Interne Prozesse selbst digitalisieren – statt teuer einkaufen
Papier, Excel und die Suite, die alles kann.
In vielen Unternehmen und Verwaltungen läuft ein überraschend großer Teil des Alltags immer noch analog. Der Urlaubsantrag auf Papier, der drei Unterschriften braucht und am Ende im Ordner landet. Die Dienstreiseabrechnung als Excel-Datei, von der jeder Mitarbeiter eine eigene Version auf dem Rechner hat, natürlich alle leicht unterschiedlich. Die Schadensmeldung, die per Mail kommt und dann händisch weitergeleitet wird.
Die naheliegende Antwort scheint: eine große Suite einkaufen, die „alle" Prozesse mitbringt. Das Versprechen klingt gut. Nur passt es selten zur Realität.
Das Problem mit dem Standard
Jede Organisation hat ihre eigenen Anforderungen. Ein Onboarding-Prozess sieht in einer Hochschulverwaltung anders aus als in einem mittelständischen Produktionsbetrieb. Die Freigabekette für Beschaffungen richtet sich nach der eigenen Struktur, nicht nach der eines Softwareherstellers. Und genau diese individuellen Prozesse, nicht alle, aber die entscheidenden, lassen sich eben nicht von der Stange abbilden.

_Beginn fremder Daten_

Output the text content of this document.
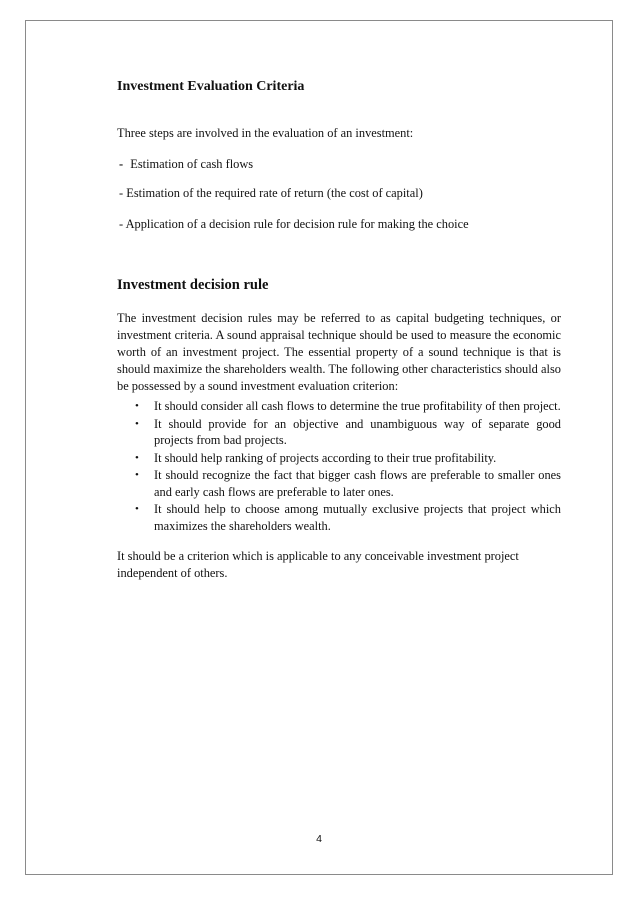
Investment Evaluation Criteria
Three steps are involved in the evaluation of an investment:
- Estimation of cash flows
- Estimation of the required rate of return (the cost of capital)
- Application of a decision rule for decision rule for making the choice
Investment decision rule
The investment decision rules may be referred to as capital budgeting techniques, or investment criteria. A sound appraisal technique should be used to measure the economic worth of an investment project. The essential property of a sound technique is that is should maximize the shareholders wealth. The following other characteristics should also be possessed by a sound investment evaluation criterion:
• It should consider all cash flows to determine the true profitability of then project.
• It should provide for an objective and unambiguous way of separate good projects from bad projects.
• It should help ranking of projects according to their true profitability.
• It should recognize the fact that bigger cash flows are preferable to smaller ones and early cash flows are preferable to later ones.
• It should help to choose among mutually exclusive projects that project which maximizes the shareholders wealth.
It should be a criterion which is applicable to any conceivable investment project independent of others.
4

Was dann passiert, ist bekannt: Man beauftragt einen Dienstleister mit einer Individuallösung. Und landet in der nächsten Falle. Vor der ersten Zeile Code kommen die Berater und die Prozessworkshops, die schon einmal ein spürbares Budget verbrauchen. Danach ist jede Änderung ein Angebot. Wenn es schnell gehen muss, sind keine Ressourcen frei. Am Ende steht eine teure Einzellösung, die man nicht selbst anfassen kann, und beim nächsten Prozess beginnt das Spiel von vorn.
Die Alternative: Prozesse selbst in die Hand nehmen
Genau hier setzt formcycle an. Statt jeden Prozess einzeln einzukaufen, bekommen Organisationen eine Plattform, mit der sie ihre Prozesse selbst abbilden, und zwar ohne Entwicklungsabteilung.
Das beginnt beim Formulardesigner, der intuitiv funktioniert und keine Programmierkenntnisse voraussetzt. Es geht weiter mit der grafischen Erstellung des Workflows: Wer muss was freigeben, was passiert bei Ablehnung, wann geht welche Benachrichtigung raus. Und es endet bei der Anbindung der Systeme, die ohnehin schon im Haus sind, also Datenbanken, Mailserver, LDAP, WebDAV, REST-APIs. Auch KI-Dienste lassen sich über die Standardschnittstellen einbinden, wo sie sinnvoll sind.
Low-Code und No-Code sind an dieser Stelle keine Marketingfloskeln, sondern der eigentliche Punkt: Die Fachabteilung, die den Prozess kennt, kann ihn auch selbst umsetzen und später anpassen. Ohne Ticket, ohne Angebot, ohne Wartezeit.
Ein angenehmer Nebeneffekt: Dokumentation
Wer einen Prozess in formcycle abbildet, hat ihn damit automatisch dokumentiert. Der Workflow ist sichtbar, nachvollziehbar und lässt sich als BPMN exportieren, für die Prozessdokumentation, für Audits oder einfach für den Kollegen, der den Prozess nächstes Jahr übernimmt. Das ist mehr, als die meisten Excel-Lösungen je hatten.
On-Premises, Cloud und Partner, wenn Sie sie brauchen
formcycle läuft im eigenen Rechenzentrum oder in der Cloud, je nachdem, was zu Ihren Anforderungen an Datenhaltung und Betrieb passt. Und auch wenn das Ziel die eigene Handlungsfähigkeit ist: Niemand muss allein starten. Ein Netzwerk aus Partnerunternehmen begleitet bei Einführung, Schulung, Beratung und Entwicklung, oder setzt erste Projekte gemeinsam mit Ihnen um, bis Sie selbst übernehmen wollen.
Seit 20 Jahren im Einsatz
formcycle gibt es seit über 20 Jahren. In dieser Zeit sind unzählige Prozesse damit entstanden, in Behörden, Hochschulen und Unternehmen. Nicht als Leuchtturmprojekte, sondern als Alltagswerkzeug: der Antrag, die Meldung, die Freigabe, das Formular, das endlich nicht mehr ausgedruckt werden muss.
Der Unterschied zur Einzellösung liegt nicht darin, dass der erste Prozess billiger wäre. Er liegt darin, dass der zweite, zehnte und fünfzigste Prozess kaum noch etwas kostet, weil Sie ihn selbst umsetzen.